The big fella is averaging a career-high 30.2 points per game to go along with 11.6 rebounds, 3.3 assists, 1.2 steals, and 1.4 blocks per game on career best efficiency (52.1/41.6/85.6 shooting splits are all career marks). He capped off his first half campaign with an emphatic statement against two-time DPOY Rudy Gobert, dropping 40 points and 19 rebounds on the Jazz center in a comeback win in overtime, which he forced with a ridiculous late three-pointer.

For Sixers president of basketball operations Daryl Morey, who is in his first season in Philly after stepping down in Houston this offseason, he can’t help but be effusive in his praise for Embiid, even going so far as to say he’s more unstoppable than the former MVP he saw daily with the Rockets in an interview with Sports Illustrated’s Howard Beck.

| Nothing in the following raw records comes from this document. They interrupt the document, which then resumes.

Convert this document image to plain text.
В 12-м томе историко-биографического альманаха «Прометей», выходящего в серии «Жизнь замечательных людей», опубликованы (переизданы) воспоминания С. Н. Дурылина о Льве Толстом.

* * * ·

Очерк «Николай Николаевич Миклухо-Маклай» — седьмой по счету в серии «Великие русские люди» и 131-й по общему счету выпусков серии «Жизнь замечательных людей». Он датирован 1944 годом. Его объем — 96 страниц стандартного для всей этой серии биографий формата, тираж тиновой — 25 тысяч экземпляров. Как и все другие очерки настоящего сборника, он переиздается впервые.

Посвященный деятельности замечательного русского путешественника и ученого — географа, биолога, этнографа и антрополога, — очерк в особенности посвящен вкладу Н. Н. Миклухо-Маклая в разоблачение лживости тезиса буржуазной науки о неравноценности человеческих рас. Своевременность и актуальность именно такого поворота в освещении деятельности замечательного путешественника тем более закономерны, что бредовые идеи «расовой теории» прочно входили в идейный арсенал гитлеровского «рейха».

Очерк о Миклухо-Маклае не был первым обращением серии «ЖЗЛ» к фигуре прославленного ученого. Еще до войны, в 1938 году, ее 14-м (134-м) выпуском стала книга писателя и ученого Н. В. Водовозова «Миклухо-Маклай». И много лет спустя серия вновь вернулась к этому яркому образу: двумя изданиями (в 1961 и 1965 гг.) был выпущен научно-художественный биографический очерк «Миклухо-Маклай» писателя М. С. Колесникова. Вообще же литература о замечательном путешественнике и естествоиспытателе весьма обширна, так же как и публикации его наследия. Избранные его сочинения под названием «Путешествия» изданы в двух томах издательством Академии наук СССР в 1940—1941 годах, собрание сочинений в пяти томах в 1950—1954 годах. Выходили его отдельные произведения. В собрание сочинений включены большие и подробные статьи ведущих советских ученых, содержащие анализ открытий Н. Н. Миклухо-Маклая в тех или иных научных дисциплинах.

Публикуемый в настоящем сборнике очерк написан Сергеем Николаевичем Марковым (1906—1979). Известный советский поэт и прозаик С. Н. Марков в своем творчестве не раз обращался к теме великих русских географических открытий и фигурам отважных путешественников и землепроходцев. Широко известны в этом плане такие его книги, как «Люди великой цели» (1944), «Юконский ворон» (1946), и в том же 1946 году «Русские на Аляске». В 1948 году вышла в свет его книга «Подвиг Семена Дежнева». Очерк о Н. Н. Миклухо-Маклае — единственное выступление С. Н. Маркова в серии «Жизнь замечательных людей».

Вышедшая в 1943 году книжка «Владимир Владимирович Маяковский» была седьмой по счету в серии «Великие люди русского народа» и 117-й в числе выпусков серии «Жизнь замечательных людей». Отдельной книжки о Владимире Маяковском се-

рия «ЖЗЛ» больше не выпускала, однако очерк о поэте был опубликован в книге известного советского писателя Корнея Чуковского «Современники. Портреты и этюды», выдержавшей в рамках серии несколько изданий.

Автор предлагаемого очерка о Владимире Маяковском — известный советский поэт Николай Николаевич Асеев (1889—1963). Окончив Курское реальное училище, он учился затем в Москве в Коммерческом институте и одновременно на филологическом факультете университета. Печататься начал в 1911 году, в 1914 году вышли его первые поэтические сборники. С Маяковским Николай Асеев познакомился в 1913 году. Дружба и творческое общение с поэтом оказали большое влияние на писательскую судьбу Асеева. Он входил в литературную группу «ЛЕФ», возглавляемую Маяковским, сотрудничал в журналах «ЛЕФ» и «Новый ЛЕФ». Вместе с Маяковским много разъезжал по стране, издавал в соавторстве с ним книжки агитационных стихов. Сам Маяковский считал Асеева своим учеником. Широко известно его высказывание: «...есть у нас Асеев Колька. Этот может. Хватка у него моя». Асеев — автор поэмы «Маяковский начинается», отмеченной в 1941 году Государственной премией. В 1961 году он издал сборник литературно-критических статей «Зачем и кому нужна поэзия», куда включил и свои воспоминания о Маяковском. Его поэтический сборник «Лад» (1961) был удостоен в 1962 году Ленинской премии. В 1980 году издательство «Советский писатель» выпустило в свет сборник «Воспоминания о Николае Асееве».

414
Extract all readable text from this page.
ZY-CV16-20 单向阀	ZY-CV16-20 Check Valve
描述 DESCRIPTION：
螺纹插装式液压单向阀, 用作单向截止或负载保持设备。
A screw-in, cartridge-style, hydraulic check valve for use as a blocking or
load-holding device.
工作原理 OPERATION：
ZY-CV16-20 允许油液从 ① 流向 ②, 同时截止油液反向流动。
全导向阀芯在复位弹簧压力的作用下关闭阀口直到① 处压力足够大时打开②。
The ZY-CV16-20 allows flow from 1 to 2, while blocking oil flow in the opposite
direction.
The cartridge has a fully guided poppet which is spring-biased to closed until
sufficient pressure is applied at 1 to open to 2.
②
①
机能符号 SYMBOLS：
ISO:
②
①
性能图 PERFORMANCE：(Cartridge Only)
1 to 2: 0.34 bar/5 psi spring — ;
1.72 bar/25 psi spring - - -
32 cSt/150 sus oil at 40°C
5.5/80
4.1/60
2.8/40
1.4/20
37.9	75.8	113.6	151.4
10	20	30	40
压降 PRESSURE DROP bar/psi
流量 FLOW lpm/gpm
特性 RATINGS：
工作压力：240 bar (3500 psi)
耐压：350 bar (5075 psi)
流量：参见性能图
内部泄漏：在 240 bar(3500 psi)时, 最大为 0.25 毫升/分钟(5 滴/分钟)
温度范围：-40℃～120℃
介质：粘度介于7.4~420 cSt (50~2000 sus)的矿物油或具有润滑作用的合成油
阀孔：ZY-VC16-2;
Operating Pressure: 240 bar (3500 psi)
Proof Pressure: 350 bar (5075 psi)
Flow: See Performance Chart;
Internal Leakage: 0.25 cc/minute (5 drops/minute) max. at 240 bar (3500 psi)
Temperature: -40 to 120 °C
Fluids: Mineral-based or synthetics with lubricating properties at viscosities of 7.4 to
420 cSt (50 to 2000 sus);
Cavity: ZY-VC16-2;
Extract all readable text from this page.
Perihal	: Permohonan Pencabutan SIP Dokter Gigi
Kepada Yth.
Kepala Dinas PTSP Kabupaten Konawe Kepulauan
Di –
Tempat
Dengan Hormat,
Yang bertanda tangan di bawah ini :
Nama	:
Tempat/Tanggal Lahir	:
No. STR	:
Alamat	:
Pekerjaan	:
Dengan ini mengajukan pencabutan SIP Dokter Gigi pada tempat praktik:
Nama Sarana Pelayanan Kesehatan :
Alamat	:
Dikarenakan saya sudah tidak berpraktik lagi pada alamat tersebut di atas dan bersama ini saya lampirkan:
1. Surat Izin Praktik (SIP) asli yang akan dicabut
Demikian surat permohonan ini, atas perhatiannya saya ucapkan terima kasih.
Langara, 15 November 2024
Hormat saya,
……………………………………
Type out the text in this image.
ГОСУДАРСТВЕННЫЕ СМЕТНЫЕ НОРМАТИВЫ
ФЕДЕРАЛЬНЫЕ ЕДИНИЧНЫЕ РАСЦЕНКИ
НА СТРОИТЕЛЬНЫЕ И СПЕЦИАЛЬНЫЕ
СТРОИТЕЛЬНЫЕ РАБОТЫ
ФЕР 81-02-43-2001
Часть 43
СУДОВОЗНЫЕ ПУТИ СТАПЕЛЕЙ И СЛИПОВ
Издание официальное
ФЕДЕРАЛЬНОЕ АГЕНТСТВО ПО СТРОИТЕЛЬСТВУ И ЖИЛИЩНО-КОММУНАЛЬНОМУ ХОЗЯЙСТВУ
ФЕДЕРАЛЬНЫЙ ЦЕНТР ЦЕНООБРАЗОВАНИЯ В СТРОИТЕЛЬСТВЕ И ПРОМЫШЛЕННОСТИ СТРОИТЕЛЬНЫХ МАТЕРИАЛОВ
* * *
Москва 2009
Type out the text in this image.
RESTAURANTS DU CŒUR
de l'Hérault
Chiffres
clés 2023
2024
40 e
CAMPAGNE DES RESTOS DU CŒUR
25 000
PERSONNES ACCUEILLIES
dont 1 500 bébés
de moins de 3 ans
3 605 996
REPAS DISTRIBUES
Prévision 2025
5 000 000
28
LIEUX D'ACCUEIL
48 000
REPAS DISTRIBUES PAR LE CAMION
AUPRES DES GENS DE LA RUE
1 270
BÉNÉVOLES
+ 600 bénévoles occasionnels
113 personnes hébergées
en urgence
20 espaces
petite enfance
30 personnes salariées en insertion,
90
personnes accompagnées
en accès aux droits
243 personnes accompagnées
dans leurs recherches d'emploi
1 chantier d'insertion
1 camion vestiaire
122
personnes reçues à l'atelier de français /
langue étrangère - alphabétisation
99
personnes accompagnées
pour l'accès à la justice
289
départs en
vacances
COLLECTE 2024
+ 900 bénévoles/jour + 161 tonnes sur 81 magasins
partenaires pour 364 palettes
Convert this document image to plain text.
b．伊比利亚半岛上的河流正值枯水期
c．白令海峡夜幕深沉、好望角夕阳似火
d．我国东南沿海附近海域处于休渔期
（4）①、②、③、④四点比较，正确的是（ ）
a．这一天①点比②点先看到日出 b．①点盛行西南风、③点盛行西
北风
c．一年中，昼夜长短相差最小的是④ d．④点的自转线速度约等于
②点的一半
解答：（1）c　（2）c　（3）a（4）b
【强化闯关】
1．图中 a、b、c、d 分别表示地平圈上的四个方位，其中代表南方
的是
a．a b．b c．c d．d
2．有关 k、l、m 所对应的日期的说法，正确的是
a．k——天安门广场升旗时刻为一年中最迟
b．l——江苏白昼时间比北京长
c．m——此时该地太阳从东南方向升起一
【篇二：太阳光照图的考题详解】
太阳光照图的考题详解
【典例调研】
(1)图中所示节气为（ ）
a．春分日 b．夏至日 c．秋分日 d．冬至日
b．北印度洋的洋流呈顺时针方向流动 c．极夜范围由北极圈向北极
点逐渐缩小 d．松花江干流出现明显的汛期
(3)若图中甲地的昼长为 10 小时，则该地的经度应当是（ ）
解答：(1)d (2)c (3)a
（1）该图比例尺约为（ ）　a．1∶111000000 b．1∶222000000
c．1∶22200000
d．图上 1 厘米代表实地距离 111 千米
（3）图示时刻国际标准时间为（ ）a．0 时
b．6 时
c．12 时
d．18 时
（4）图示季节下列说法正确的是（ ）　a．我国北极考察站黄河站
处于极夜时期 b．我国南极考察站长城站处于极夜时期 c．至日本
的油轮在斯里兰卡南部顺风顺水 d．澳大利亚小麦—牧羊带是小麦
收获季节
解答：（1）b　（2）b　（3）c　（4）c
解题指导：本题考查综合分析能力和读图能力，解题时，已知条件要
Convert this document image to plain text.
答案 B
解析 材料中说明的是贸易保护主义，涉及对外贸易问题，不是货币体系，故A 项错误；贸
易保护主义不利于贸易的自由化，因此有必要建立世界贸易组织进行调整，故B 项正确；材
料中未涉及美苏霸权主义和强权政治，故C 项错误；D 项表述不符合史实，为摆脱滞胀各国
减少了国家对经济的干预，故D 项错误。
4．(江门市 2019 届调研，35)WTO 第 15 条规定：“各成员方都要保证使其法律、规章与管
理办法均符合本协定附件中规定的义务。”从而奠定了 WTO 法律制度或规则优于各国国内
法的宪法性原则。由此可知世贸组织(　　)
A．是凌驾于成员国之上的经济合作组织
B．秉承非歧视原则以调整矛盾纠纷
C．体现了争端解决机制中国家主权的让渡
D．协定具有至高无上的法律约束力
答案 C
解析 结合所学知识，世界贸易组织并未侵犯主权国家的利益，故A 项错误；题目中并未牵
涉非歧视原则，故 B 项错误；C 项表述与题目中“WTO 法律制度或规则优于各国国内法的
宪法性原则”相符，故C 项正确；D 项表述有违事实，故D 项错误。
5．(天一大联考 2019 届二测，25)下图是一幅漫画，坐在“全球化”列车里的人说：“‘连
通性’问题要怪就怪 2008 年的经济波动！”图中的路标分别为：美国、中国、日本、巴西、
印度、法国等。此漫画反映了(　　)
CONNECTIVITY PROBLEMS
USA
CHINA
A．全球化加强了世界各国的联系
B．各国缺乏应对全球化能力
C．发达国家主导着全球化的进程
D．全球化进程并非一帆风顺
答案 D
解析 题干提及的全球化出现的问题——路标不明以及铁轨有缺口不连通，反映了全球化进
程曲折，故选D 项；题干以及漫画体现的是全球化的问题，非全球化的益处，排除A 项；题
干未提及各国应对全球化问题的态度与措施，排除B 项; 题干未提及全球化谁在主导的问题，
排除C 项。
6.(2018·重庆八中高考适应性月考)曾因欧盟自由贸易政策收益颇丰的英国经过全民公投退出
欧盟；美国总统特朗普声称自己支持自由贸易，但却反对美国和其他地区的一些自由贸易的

“I get in trouble when I say stuff like this,” Morey says, “but he’s the most unstoppable thing I’ve ever seen. And I’ve seen a lot. You know who I’ve seen,” he says, alluding to Harden. “But I’ve never seen anything like it. Like last night against Rudy Gobert, he faced him up at eight feet, and I mean it ended in a dunk. And (Gobert) is an amazing defender. And he had no answer.”

Morey’s belief in James Harden — who in his interview he would not mention to avoid getting fined — was well-established in Houston and there was a reason he chased him this season before he was dealt to the Nets. So for him to say this about Embiid is certainly quite the statement, even if there may be some recency bias mixed into his calculation. What’s more interesting is that Embiid and Harden are firmly in the frontrunner category for MVP this season, and as such we may very well get a leaguewide vote regarding which has had the better, more unstoppable season to see if scribes around the league agree or disagree with Morey’s assertion.